Module 4 TCW

Introduction to Market Integration

  • Overview of study focus:

    • Role of international financial institutions in globalization.

    • History of global market integration in the 20th century.

    • Attributes of global corporations.

    • Effects of globalization on governments.

    • Institutions governing international relations.

    • Differences between informationalism and globalism.

Learning Outcomes

  • By the end of the module, expect to:

    1. Explain role of international financial institutions in global economy.

    2. Trace history of global market integration in the 20th century.

    3. Identify attributes of global corporations.

    4. Explain effects of globalization on governments.

    5. Identify institutions governing international relations.

    6. Differentiate between informationalism and globalism.

Economic Development After WWII

  • Post-WWII Economic Globalization:

    • Increased globalization influenced by the collapse of earlier globalization due to WWI, the Great Depression, and WWII.

    • Most economies suffered negative impacts; the US was an exception due to its economic policies.

  • Autarky Movements in the 1930s:

    • Countries like fascist Italy and Germany pursued economic self-sufficiency, opposing globalization.

    • Contrast with US isolationism, which allowed for some trade interactions even amidst WWII.

Bretton Woods System

  • Formation & Goals (1944):

    • Formation of Bretton Woods system as a response to lack of cooperation and stability in international finance.

    • Focus on reducing trade barriers and ensuring financial stability globally.

  • Key Elements of the Bretton Woods System:

    1. Currency exchange established as par value in terms of gold.

    2. Central banks agreed to exchange currencies at established rates.

    3. Creation of the International Monetary Fund (IMF) to oversee exchange rates.

    4. Agreement to eliminate currency restrictions for international trade.

    5. US dollar became the central currency, convertible to gold.

Impact of Bretton Woods

  • Global Trade:

    • "Most favored-nation" principle ensured non-discriminatory trade treatment among countries.

    • Reduction in international trade restrictions through the General Agreement on Tariffs and Trade (GATT).

  • Global Monetary Order:

    • IMF provided stability and security to the monetary system.

    • Allowed stable exchange rates to promote trade.

  • Global Investment:

    • Influence of Multinational Corporations (MNCs) and varying degrees of US investments due to large scale operations required.

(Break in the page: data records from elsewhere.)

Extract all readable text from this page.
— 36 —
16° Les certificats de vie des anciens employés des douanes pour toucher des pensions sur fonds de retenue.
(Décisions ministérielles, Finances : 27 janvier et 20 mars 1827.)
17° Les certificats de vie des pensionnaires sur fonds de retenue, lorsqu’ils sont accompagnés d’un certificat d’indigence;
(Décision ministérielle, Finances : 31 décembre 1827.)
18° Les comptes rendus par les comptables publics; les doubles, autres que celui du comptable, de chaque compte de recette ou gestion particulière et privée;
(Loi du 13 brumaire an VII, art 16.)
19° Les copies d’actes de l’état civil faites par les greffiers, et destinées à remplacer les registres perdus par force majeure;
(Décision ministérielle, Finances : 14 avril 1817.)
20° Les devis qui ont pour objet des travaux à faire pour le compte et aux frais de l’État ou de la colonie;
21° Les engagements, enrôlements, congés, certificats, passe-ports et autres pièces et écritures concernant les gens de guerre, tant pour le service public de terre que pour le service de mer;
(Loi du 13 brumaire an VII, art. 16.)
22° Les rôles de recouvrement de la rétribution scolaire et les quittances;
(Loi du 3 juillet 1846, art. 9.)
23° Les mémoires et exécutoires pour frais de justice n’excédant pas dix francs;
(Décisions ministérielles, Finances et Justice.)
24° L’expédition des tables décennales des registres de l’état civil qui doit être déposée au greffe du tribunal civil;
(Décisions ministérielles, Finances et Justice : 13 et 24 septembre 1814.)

General Agreement on Tariffs and Trade (GATT)

  • GATT established in 1947, superseded by the WTO in 1995.

  • Focus on trade in goods, later adapted for trade in services within WTO.

  • Negotiations aimed at reducing tariffs and addressing non-tariff barriers.

World Trade Organization (WTO)

  • Multilateral organization focused on trade, headquartered in Geneva, Switzerland.

  • Functions include managing global trade agreements and ensuring equal voting rights for member states.

  • Subjects to negotiation include tariffs, services, intellectual property rights.

International Monetary Fund (IMF)

  • Established in 1945 as part of Bretton Woods, aimed at promoting economic stability globally.

  • Facilitates member countries' stabilization through financial support and oversight of economic policies.

  • Critiques include a perceived bias towards developed countries and a lack of transparency in operations.

The World Bank

  • Formed in 1944 initially to aid Europe’s recovery post-WWII.

  • Focus now shifted to poverty reduction through developmental assistance in middle and low-income countries.

  • Member countries must engage with the IMF to join the World Bank, with funding obtained from both member contributions and bond issuance.

Critique of Bretton Woods System (Joseph E. Stiglitz)

  • Stiglitz criticizes the neoliberal agenda perpetuated by IMF and World Bank.

  • Argues that globalization exacerbates inequality and does not provide expected stability.

  • Observes IMF’s shift from promoting growth to enforcing austerity measures harming developing nations.

Economic Organizations Influencing Globalization

  1. OECD: Group of developed nations influencing policy through rich country cooperation.

  2. European Union (EU): Largest domestic market fostering economic integration among member states.

  3. NAFTA: Trade agreement aimed at removing barriers among the US, Canada, and Mexico.

  4. OPEC: Organization aimed at regulating oil output to maintain prices favorable to member states.

Multinational Corporations (MNCs)

  • MNCs play a vital role in economic globalization, operating across multiple countries.

  • TNCs operate in more than two countries, adapting to local markets while influencing global economics.

Definitions

  • Globalism: Networks connecting economies, societies, and cultures across continents.

  • Globalization: Processes increasing interconnectedness and relationships among countries.

  • Informationalism: A technological paradigm representing modern society, replacing industrialism.